По-другому идейная суть перерождения, ставшая «ведущей для всего творчества Шестова» (Н. Баранова-Шестова), — это последние слова второй и поворотной книги («Добро в учении гр. Толстого и Ф. Нитше»), слова о перемене ценностей: Ницше понял, что добро не есть Бог. «Нитше открыл путь. Нужно искать того, что выше сострадания, выше добра. Нужно искать Бога». То есть онтологизация добра — ошибочна и для отдельного человека, и для человечества. Главная Ценность — не добро, а Путь к настоящему Богу, Богу-Жизни, которого Ницше условно назвал «Дионисом». Шестов идет к онтологизации не добра, а реального и таинственного мира, человека, жизни души, живого Бога.

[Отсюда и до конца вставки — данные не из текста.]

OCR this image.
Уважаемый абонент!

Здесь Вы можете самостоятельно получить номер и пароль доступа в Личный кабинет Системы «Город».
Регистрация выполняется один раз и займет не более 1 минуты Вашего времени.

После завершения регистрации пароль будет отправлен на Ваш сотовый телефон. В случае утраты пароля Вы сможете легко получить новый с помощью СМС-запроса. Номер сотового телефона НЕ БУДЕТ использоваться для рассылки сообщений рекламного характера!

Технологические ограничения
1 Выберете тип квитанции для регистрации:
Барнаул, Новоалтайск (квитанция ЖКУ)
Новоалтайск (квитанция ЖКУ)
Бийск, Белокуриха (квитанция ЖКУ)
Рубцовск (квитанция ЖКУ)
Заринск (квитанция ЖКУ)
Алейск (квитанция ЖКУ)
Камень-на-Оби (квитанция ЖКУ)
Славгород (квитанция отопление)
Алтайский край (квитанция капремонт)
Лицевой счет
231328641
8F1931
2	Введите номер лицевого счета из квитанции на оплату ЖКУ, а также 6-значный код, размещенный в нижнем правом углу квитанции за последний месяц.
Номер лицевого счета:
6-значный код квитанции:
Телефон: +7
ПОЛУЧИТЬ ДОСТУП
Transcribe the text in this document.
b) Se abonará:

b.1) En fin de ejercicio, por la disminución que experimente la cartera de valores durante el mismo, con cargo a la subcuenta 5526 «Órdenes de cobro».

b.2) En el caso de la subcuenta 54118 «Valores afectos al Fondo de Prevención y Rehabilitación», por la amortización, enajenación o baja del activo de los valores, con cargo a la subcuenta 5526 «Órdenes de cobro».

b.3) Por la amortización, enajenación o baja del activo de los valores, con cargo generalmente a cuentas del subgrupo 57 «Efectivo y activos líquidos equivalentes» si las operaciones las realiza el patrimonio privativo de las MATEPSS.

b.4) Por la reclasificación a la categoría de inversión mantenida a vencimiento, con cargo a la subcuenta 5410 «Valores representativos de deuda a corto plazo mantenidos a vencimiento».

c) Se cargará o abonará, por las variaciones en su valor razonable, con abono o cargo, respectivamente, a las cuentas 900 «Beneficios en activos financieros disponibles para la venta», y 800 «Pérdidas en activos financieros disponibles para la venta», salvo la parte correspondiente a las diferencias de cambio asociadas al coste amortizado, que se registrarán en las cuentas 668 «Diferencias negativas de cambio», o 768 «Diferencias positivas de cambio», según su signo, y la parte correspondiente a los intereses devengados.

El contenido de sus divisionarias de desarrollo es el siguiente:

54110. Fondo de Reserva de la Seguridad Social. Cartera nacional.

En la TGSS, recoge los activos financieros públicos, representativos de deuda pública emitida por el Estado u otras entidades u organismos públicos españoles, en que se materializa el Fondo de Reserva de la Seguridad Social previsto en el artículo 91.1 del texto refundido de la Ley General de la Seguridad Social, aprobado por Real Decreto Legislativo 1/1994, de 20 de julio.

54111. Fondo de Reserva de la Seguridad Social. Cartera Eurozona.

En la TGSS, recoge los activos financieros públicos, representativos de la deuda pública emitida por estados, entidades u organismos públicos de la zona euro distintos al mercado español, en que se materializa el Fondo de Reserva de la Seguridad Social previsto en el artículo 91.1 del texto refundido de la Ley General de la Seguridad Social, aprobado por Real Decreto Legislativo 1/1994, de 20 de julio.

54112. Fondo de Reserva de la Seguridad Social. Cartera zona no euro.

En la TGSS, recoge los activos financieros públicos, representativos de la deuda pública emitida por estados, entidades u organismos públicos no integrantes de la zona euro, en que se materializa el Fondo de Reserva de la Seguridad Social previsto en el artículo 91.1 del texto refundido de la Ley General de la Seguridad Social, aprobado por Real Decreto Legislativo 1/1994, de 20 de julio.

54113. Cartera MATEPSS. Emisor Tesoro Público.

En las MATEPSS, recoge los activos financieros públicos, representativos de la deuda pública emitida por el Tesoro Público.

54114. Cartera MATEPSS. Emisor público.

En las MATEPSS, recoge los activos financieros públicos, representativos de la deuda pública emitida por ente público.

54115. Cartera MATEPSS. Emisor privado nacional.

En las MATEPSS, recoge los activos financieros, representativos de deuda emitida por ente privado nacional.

Шестов отрицает также онтологизацию разума, знания, смысла жизни: скорее нуждается в объяснении («в терминах жизни») сам разум, само знание, сам смысл, чем мир, человек, жизнь, Бог. Об этом же, говоря о «современной философии жизни», написал и Г. Риккерт: «Сама жизнь должна из самой себя философствовать без помощи других понятий…». И эта позиция Шестова, конечно, так или иначе опрокидывает христианство (морализированное христианство), традиционную мораль, сциентистские ценности, классическую философию, неклассическую и нерелигиозную философию (позитивизм, марксизм, утилитаризм и др.).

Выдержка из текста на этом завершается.